Every team receives a minimum prize money. When a team reaches the play offs, or more importantly, wins, it receives a hefty additional revenue, which is divided between the owners and players of the team. About 50% of it has to be given to the players. The IPL 2020 winners MI received 20 crores, while runners up Delhi Capitals ended-up receiving 12.5 crores. Not to mention, the players receive a hefty salary and any one time fee if they are bought by teams during auctions.
The smallest piece of the pie for team franchises is through its merchandise and other goodies. These include jerseys, caps, bats, souvenirs, and other novelty-gift like items which are sold to cricket fans, especially youngsters. The more successful and famous players in the team, the more they're able to sell these items.
Why does it make so much?
The IPL is a huge source of entertainment for Indians who are head over heels about cricket. As this is the most popular intra national cricket league in the world, it attracts viewers from abroad too. The owners of the teams being celebrities and especially Bollywood actors also contribute to the popularity of the event hugely, making it a perfect mix of sports and entertainment.
The league is designed in such a way that it spans only 20 overs for both teams in a match, making it a result oriented, fast format game.
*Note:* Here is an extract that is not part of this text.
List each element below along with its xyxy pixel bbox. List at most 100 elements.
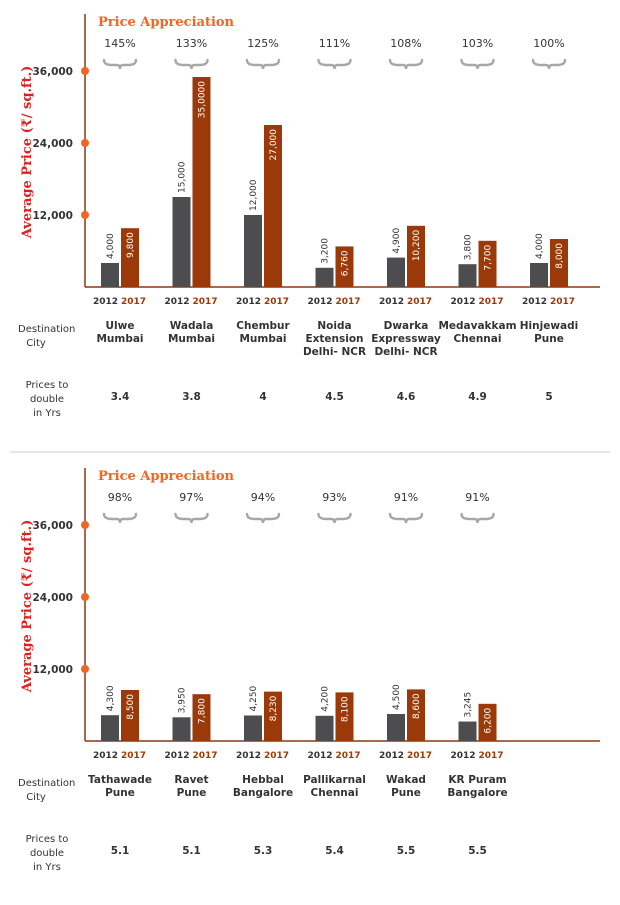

People watch it less for the game, and more because they want to support their favourite team and players, which are the crux of this massive tournament.
Though other sporting associations in India have tried such a format like the Pro Kabaddi League for kabaddi and the Premier Badminton League for badminton, IPL tops the charts for popularity and money, consistently, given India has such an enormous fan base for the sport.
A team's success is dependent on how well they are able to recognize the underdog players, garnering fresh, inexpensive talent and making the most of them by either aspiring to win the tournament or profitably trading them for another in the next season. Needless to mention that the popularity and success of individual players in the team attracts huge amounts in sponsorship revenue, merchandising and ticket sales.
Can we invest?
Though none of the franchises are publicly listed, the MS Dhoni led Chennai Super Kings team is listed at around Rs 75 in the grey market. It has a profit after tax of Rs 4026.22 lakhs as of March 2021.
In a nutshell,
The IPL industry is an entertainment sub sector having the perfect mix of cricket, Bollywood and media. With valuations rising every year (except recent due to the pandemic) and a growing economy that encourages sports, it is bound to thrive in the long run.